Have you discussed making changes to the North course too? Would that work be purely restorative in nature, being such a celebrated Park design?

We haven’t spent much time discussing the North as of yet. Right now, all our attention is on the South, but we’ll perform a course assessment after the South course master plan is complete. We’ll likely address many of the same technical items on the North and look to restore many of the forgotten Park features lost or removed due to decades upon decades of the subtle reshaping by nature, and the well-intentioned alterations these types of Golden Age courses tend to evolve through. I’m also excited to explore ways to bring in more of Willie Park, Jr.’s unique, sometimes eccentric, styling of bunkers, and grassy hollows. These features are integral to the look and feel of his courses. If you’ve ever been to Huntercombe Golf Club in England, you know what I mean.

Are you able to apply any of the principles of your ‘Community Links’ approach when working at private clubs like Meadowbrook and Olympia Fields?

Absolutely! There are three factors that stand out regarding the overlap of my Community Links approach, and my approach to private clubs. The first would be the transparent nature of my intention for the facility, which I based largely on feedback from those who play the courses at hand regularly.

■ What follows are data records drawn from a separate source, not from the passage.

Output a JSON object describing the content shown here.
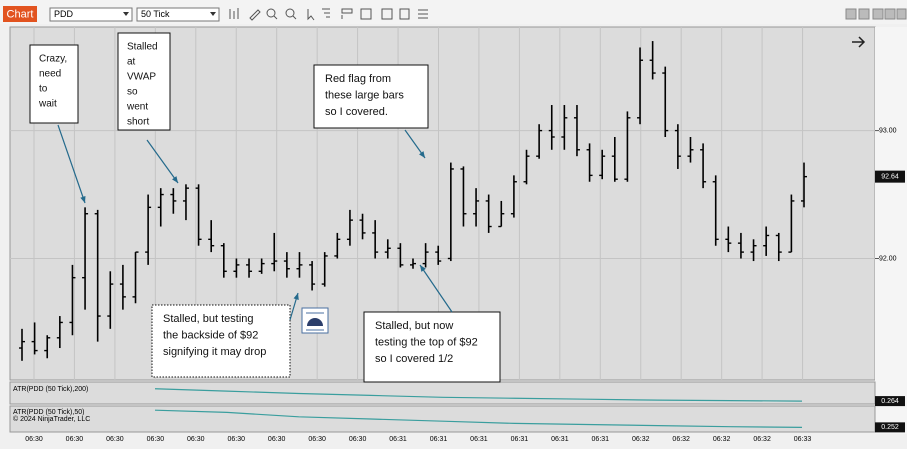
{
  "toolbar": {
    "button": "Chart",
    "instrument": "PDD",
    "period": "50 Tick"
  },
  "chart_data": {
    "type": "ohlc",
    "open": [
      91.3,
      91.35,
      91.28,
      91.38,
      91.5,
      91.85,
      92.35,
      91.55,
      91.8,
      91.7,
      92.05,
      92.4,
      92.5,
      92.45,
      92.55,
      92.15,
      92.1,
      91.9,
      91.95,
      91.9,
      91.96,
      91.98,
      91.92,
      91.95,
      91.8,
      92.02,
      92.15,
      92.3,
      92.2,
      92.05,
      92.08,
      91.95,
      91.96,
      92.05,
      92.0,
      92.7,
      92.35,
      92.45,
      92.25,
      92.35,
      92.6,
      92.8,
      93.0,
      92.95,
      93.1,
      92.85,
      92.65,
      92.8,
      92.62,
      93.1,
      93.55,
      93.45,
      93.0,
      92.8,
      92.85,
      92.6,
      92.15,
      92.12,
      92.05,
      92.1,
      92.18,
      92.05,
      92.45
    ],
    "high": [
      91.45,
      91.5,
      91.4,
      91.55,
      91.95,
      92.4,
      92.38,
      91.9,
      91.95,
      92.05,
      92.5,
      92.55,
      92.55,
      92.58,
      92.58,
      92.3,
      92.12,
      92.0,
      92.0,
      92.0,
      92.2,
      92.05,
      92.05,
      91.98,
      92.05,
      92.2,
      92.38,
      92.35,
      92.3,
      92.15,
      92.12,
      92.0,
      92.12,
      92.1,
      92.75,
      92.72,
      92.55,
      92.5,
      92.45,
      92.65,
      92.85,
      93.05,
      93.2,
      93.2,
      93.2,
      92.9,
      92.85,
      92.95,
      93.15,
      93.65,
      93.7,
      93.5,
      93.05,
      92.95,
      92.9,
      92.65,
      92.25,
      92.2,
      92.15,
      92.25,
      92.2,
      92.5,
      92.75
    ],
    "low": [
      91.2,
      91.25,
      91.22,
      91.3,
      91.4,
      91.6,
      91.35,
      91.45,
      91.6,
      91.65,
      91.95,
      92.25,
      92.35,
      92.3,
      92.1,
      92.05,
      91.85,
      91.85,
      91.85,
      91.88,
      91.9,
      91.85,
      91.85,
      91.75,
      91.78,
      92.0,
      92.1,
      92.15,
      92.0,
      92.0,
      91.93,
      91.92,
      91.93,
      91.95,
      91.98,
      92.25,
      92.25,
      92.2,
      92.25,
      92.32,
      92.58,
      92.78,
      92.85,
      92.85,
      92.8,
      92.6,
      92.62,
      92.6,
      92.6,
      93.05,
      93.4,
      92.95,
      92.7,
      92.75,
      92.55,
      92.1,
      92.05,
      92.0,
      91.98,
      92.02,
      91.98,
      92.05,
      92.4
    ],
    "close": [
      91.35,
      91.28,
      91.38,
      91.5,
      91.85,
      92.35,
      91.55,
      91.8,
      91.7,
      92.05,
      92.4,
      92.5,
      92.45,
      92.55,
      92.15,
      92.1,
      91.9,
      91.95,
      91.9,
      91.96,
      91.98,
      91.92,
      91.95,
      91.8,
      92.02,
      92.15,
      92.3,
      92.2,
      92.05,
      92.08,
      91.95,
      91.96,
      92.05,
      91.98,
      92.7,
      92.35,
      92.45,
      92.25,
      92.35,
      92.6,
      92.8,
      93.0,
      92.95,
      93.1,
      92.85,
      92.65,
      92.8,
      92.62,
      93.1,
      93.55,
      93.45,
      93.0,
      92.8,
      92.85,
      92.6,
      92.15,
      92.12,
      92.05,
      92.1,
      92.18,
      92.05,
      92.45,
      92.64
    ],
    "ylim": [
      91.05,
      93.81
    ],
    "yticks": [
      {
        "value": 92,
        "label": "92.00"
      },
      {
        "value": 93,
        "label": "93.00"
      }
    ],
    "x_labels": [
      "06:30",
      "06:30",
      "06:30",
      "06:30",
      "06:30",
      "06:30",
      "06:30",
      "06:30",
      "06:30",
      "06:31",
      "06:31",
      "06:31",
      "06:31",
      "06:31",
      "06:31",
      "06:32",
      "06:32",
      "06:32",
      "06:32",
      "06:33"
    ],
    "grid": true,
    "annotations": [
      {
        "lines": [
          "Crazy,",
          "need",
          "to",
          "wait"
        ]
      },
      {
        "lines": [
          "Stalled",
          "at",
          "VWAP",
          "so",
          "went",
          "short"
        ]
      },
      {
        "lines": [
          "Red flag from",
          "these large bars",
          "so I covered."
        ]
      },
      {
        "lines": [
          "Stalled, but testing",
          "the backside of $92",
          "signifying it may drop"
        ]
      },
      {
        "lines": [
          "Stalled, but now",
          "testing the top of $92",
          "so I covered 1/2"
        ]
      }
    ],
    "indicators": [
      {
        "name": "ATR(PDD (50 Tick),200)",
        "color": "#3a9e9e",
        "ylim": [
          0.26,
          0.3
        ],
        "values": [
          0.29,
          0.285,
          0.28,
          0.276,
          0.272,
          0.27,
          0.268,
          0.266,
          0.265,
          0.264
        ]
      },
      {
        "name": "ATR(PDD (50 Tick),50)",
        "color": "#3a9e9e",
        "ylim": [
          0.24,
          0.34
        ],
        "values": [
          0.33,
          0.32,
          0.3,
          0.29,
          0.28,
          0.27,
          0.265,
          0.26,
          0.255,
          0.252
        ]
      }
    ],
    "copyright": "© 2024 NinjaTrader, LLC"
  }
}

Without these types of ground level interactions, you’ll rarely get both the approval of a plan and a final product almost everyone is thrilled with.

The second factor would be in creating a final product that can test the skilled player, while making a course fun and interesting for the bogey golfer. You can challenge the good player while not completely discouraging the higher-handicapper by introducing angles, short grass, and width in the right places. It’s a bit of a balancing act. Obviously, you need to cater to the predominant user and use good judgement, but I pride myself on being able to deliver that.

The last would be my approach to efficient resource use in maintaining the final product, which for me, almost goes without saying. I have a lot of experience here, and I can tell you there isn’t a course that hasn’t been renovated in the past decade where I couldn’t get improved efficiency out of the operation somewhere, while increasing course appeal. This is also an area where you must balance design decisions based on stakeholder expectations of the final product, but opportunities to integrate recent research findings and technology make that an automatic in my mind.

Are you planning to try to attract another US Open with your work at Olympia Fields?

Well, that’s really up to the USGA. Olympia Fields has already established they have the level of superior facilities required to host a US Open, considering its storied history at the North course. Its hosting of next year’s BMW Championship speaks to that as well, so our focus with renovations will remain entirely on enhancing member playability and enjoyment, while celebrating Park’s design. Should that include building upon the North course’s reputation as a challenging venue for the best players in the world, we’ll leave it in the hands of the decision makers and let the chips fall where they may.